- Clubes brasileiros discutem impactos de eventual mudança nas regras das apostas esportivas. ( Crédito: Shutterstock).
Manifesto reúne clubes e federações em meio a debate sobre futuro das apostas esportivas
O futebol brasileiro acompanha a repercussão do debate sobre eventuais mudanças nas regras de funcionamento das apostas esportivas no país. Entidades estaduais, clubes de diferentes divisões e empresas do setor assinaram um manifesto em defesa do mercado regulado, apontando potenciais prejuízos financeiros com a imposição de restrições severas.
No centro da mobilização está a dependência orçamentária do esporte em relação às empresas de apostas, conhecidas como bets. O documento alerta para impactos imediatos em contratos de patrocínio, veiculação publicitária, direitos de transmissão e investimentos em infraestrutura.
O alcance da receita também é um dos argumentos centrais: o grupo enfatiza que a verba não se restringe à elite do futebol nacional, abastecendo divisões de acesso, clubes do interior e categorias de base.
O Marília Atlético Clube (MAC), que projeta o retorno à Série A2 do Campeonato Paulista, ilustra o cenário de incertezas que atinge as equipes do interior. Até o momento, a adesão da equipe ao movimento deu-se por meio de manifestações nas redes sociais, sem detalhamento sobre a extensão de seus contratos no setor.
Contratos de patrocínio concentram R$ 1 bilhão
A principal preocupação dos clubes recai sobre a manutenção das cotas máster. Dos 20 participantes da Série A do Campeonato Brasileiro, 13 mantêm contratos principais com empresas do segmento. Estimativas do setor indicam que essas parcerias movimentam cerca de R$ 1 bilhão ao ano.
As agremiações alertam que a eventual perda desses aportes afetará a cadeia produtiva do futebol de forma abrangente:
- Publicidade estática: Redução de investimentos em placas de campo e ativações em estádios.
- Direitos de mídia: Queda de receita de empresas detentoras dos direitos de transmissão que dependem de anunciantes do setor.

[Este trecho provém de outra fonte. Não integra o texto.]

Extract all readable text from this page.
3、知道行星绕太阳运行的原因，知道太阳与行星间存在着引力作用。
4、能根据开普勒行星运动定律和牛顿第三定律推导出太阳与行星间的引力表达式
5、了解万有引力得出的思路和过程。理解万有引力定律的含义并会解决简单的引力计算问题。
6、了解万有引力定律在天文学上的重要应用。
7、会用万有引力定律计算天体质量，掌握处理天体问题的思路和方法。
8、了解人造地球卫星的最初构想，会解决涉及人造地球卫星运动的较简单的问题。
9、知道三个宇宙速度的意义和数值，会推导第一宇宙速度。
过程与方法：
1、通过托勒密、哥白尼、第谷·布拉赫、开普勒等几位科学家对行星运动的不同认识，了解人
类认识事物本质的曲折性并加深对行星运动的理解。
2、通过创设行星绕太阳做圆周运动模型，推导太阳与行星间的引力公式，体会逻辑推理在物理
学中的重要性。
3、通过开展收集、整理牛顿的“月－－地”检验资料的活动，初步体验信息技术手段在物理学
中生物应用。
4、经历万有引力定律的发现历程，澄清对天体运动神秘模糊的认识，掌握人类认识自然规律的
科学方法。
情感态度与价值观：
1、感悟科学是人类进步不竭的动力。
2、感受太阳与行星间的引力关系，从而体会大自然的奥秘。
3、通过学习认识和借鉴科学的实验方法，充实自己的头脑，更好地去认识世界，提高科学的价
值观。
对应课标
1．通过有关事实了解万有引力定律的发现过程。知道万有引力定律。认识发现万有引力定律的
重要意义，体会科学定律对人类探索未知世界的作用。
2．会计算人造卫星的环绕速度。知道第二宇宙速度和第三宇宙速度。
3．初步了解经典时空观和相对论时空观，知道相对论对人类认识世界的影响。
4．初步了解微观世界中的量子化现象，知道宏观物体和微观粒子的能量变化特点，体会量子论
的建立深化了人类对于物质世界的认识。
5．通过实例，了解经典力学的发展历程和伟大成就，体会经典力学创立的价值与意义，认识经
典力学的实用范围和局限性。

- Futebol de base e divisões inferiores: Comprometimento do repasse indireto de verbas e patrocínios regionais.
Regulação contra o mercado ilegal
Embora defendam a manutenção das operações, as entidades subscritoras reconhecem os impactos sociais e o risco de compulsão associados aos jogos. O manifesto propõe o fortalecimento da fiscalização e o combate às plataformas clandestinas, em detrimento do banimento completo do modelo regular.
A mobilização responde à articulação do governo federal, que estuda o envio de uma Medida Provisória (MP) com restrições severas ao setor. A proposta em elaboração pela Casa Civil visa combater o endividamento das famílias e o aumento dos casos de ludopatia.
Entre as medidas em avaliação estão a proibição total de jogos online (como cassinos virtuais) e veto a peças publicitárias associadas a eventos esportivos.
O debate coloca em lados opostos a preservação do orçamento de clubes e a arrecadação federal — que superou R$ 10 bilhões em tributos gerados pelo setor até julho de 2026 — e a urgência de medidas de saúde pública defendidas pelo Executivo.